Missing issue: Version string format

Mon Mar 21 13:49:22 UTC 2016

On 03/11/2016 04:13 PM, David M. Lloyd wrote:
> The current java.lang.module.ModuleDescriptor.Version class contains the
> comment:
>
> "Vaguely Debian-like version strings, for now.
> "This will, eventually, change."
>
> At some point the syntax and semantics of version designators has to be
> worked out and agreed upon.  Ideally the scheme would be compatible with
> as many existing widely deployed schemes as possible in terms of allowed
> syntax, and as much as possible, collation order (at least within the
> context of other modules from the same versioning scheme).

Judging from the lack of response, I assume that nobody has done any 
work on this, so I have a proposal.

*** PLEASE review this in detail and post responses and criticisms ASAP. 
  I am interpreting silence as agreement/approval! ***

In particular, the syntax and collation rules could use some discussion!

•Version Requirements•

Versions must abide by a consistent, easily describable syntax.

Versions must support as many widely-used versioning schemes as 
possible, in a manner which is as interoperable as possible.

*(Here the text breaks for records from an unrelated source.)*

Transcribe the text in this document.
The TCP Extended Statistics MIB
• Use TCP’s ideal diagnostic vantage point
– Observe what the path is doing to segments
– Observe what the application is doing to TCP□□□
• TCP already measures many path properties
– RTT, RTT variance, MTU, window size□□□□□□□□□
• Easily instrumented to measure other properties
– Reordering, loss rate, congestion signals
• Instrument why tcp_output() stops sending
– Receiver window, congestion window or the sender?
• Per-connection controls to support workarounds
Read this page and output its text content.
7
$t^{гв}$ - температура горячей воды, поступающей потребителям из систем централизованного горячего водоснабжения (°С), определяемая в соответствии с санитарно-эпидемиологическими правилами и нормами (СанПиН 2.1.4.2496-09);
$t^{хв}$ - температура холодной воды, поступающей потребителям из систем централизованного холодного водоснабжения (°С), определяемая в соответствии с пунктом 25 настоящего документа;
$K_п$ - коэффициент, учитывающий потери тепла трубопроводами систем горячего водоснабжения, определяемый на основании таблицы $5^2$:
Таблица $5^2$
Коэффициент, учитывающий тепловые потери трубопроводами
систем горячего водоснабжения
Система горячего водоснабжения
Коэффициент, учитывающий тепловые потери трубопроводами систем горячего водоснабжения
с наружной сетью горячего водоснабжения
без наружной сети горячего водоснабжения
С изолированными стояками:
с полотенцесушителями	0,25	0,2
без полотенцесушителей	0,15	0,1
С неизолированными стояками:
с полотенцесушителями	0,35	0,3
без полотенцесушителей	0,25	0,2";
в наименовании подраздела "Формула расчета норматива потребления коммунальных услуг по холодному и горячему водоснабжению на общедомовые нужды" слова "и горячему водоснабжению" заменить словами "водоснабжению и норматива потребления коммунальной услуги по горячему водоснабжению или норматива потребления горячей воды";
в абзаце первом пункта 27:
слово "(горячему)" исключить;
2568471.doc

Versions must collate in a manner consistent with expectations in terms 
of existing systems, to the maximum extent possible.

•Version Syntax•

I propose that a version conform to the following EBNF syntax:

    alpha = ? all Unicode letters (open for discussion) ?
    number = ? all Unicode digits (open for discussion) ?
    separator = "-" | "+" | "_" | "." | ? alpha-to-number transition ? | 
? number-to-alpha transition ?
    part = number* | alpha*
    version = part { separator part }

The special transitions mean that strings such as "8u12" will count as a 
three-part version "8" (sep) "u" (sep) "12" and would collate as such.

•Unicode considerations•

All version components would be normalized in NFKC form, in order to 
ensure consistent collation.

•Collation•

Versions shall abide by the following collation rules.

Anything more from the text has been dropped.